Yet another Patient Protection and Affordable Care Act (PPACA) deadline is rapidly approaching. By Dec. 31, 2013, health plans must have their electronic reimbursement systems up and running, ready to remit claims electronically at a provider’s request. 

Looking for Innovation, Self-Funded Employers are Turning to Virtual Card Technologies

10.15.14

Yet another Patient Protection and Affordable Care Act (PPACA) deadline is rapidly approaching. By Dec. 31, 2013, health plans must have their electronic reimbursement systems up and running, ready to remit claims electronically at a provider’s request.

In the law, the federal government promoted automated clearing house (ACH) technologies. In fact, PPACA rules say that if a provider desires to utilize this method for billing, then so be it. Health plans must comply.

It’s true that ACH is an effective platform for quickly reimbursing providers in a secure environment. It also helps to strip unnecessary costs from the system by eliminating paper-based payments. But it also has some significant drawbacks. Namely, ACH promises to create administrative hassles for healthcare organizations that must enroll with each payer separately. And if the provider receives a relatively low number of reimbursements from a certain health plan, there is little incentive for either party to move away from anything more than paper checks.

While they must be prepared for any contingency, more and more plans are looking to virtual payments via credit card networks as a way of efficiently facilitating healthcare transactions. Leveraging a trusted communications infrastructure, virtual payments work like a normal credit card. A healthcare organization will send a claim to the self-funded insurer. In return, the employer supplies the provider with a one-time-use number. They can then run the transaction through their point-of-service (POS) terminal, with funds electronically routed to an existing bank account.
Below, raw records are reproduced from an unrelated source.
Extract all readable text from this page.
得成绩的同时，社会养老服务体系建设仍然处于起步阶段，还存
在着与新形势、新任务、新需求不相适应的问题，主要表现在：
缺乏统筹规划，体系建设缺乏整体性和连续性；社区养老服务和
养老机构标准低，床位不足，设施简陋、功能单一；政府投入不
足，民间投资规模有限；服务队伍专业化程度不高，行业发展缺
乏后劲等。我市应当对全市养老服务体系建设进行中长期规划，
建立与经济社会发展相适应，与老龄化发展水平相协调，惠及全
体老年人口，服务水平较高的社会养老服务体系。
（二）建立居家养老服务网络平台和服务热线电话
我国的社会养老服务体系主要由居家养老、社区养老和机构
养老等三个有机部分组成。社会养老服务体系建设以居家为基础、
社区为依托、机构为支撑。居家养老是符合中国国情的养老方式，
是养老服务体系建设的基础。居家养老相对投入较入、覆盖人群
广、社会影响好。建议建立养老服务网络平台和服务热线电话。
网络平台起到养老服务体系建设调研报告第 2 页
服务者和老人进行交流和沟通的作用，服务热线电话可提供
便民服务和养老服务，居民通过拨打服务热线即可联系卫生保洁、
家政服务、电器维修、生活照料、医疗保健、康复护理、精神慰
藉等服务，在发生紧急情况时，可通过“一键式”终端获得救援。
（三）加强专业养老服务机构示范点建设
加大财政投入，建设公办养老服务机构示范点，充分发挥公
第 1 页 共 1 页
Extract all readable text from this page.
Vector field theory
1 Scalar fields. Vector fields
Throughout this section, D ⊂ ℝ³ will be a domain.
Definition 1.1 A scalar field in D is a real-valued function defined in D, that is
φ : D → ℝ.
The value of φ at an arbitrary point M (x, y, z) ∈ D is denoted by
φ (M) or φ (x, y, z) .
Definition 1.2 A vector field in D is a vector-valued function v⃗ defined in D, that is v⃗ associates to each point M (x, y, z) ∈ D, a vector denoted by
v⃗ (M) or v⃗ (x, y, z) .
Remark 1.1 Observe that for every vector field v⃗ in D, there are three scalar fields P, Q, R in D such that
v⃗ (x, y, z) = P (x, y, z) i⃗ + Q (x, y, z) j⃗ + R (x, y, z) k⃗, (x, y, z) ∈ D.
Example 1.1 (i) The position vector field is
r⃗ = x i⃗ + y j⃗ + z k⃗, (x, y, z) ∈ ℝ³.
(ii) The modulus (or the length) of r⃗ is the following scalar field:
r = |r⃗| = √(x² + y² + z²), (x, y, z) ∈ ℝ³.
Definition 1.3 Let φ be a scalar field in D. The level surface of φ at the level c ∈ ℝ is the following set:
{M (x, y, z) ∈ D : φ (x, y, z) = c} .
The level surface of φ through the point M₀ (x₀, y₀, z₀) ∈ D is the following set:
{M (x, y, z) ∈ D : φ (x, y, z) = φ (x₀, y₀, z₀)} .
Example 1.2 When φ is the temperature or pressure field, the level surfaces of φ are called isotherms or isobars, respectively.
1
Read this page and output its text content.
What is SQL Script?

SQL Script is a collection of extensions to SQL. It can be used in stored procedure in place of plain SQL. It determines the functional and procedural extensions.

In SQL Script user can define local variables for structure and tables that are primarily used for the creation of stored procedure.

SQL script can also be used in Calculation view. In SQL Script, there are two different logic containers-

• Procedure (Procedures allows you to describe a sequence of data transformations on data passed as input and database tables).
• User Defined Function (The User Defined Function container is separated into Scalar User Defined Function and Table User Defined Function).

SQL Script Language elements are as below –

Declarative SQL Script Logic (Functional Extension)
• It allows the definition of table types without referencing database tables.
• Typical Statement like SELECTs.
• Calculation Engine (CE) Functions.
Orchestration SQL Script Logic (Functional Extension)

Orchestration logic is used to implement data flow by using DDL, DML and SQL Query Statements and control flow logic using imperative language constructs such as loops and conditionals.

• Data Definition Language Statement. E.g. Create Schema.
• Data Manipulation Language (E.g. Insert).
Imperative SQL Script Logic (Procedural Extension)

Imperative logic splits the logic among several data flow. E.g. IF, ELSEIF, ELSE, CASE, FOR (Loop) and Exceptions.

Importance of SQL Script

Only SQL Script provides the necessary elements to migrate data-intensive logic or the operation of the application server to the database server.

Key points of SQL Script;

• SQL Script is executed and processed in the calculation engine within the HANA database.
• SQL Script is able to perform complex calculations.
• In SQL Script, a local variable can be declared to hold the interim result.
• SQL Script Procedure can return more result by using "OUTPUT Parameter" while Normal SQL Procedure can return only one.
Virtual card transactions offer health plans and providers alike a host of benefits, including significant administrative efficiencies. By eliminating manual, paper-based processes, healthcare organizations will not only save money, they will also be in a position to maximize staff resources. And it’s a highly secure method of payment, taking advantage of the same security protections and fraud prevention mechanisms inherent in the credit card network.

Providers are always looking for ways to lower costs and create a more efficient revenue cycle. Self-funded health plans have an excellent opportunity to help them achieve their goals by promoting a virtual payment solution.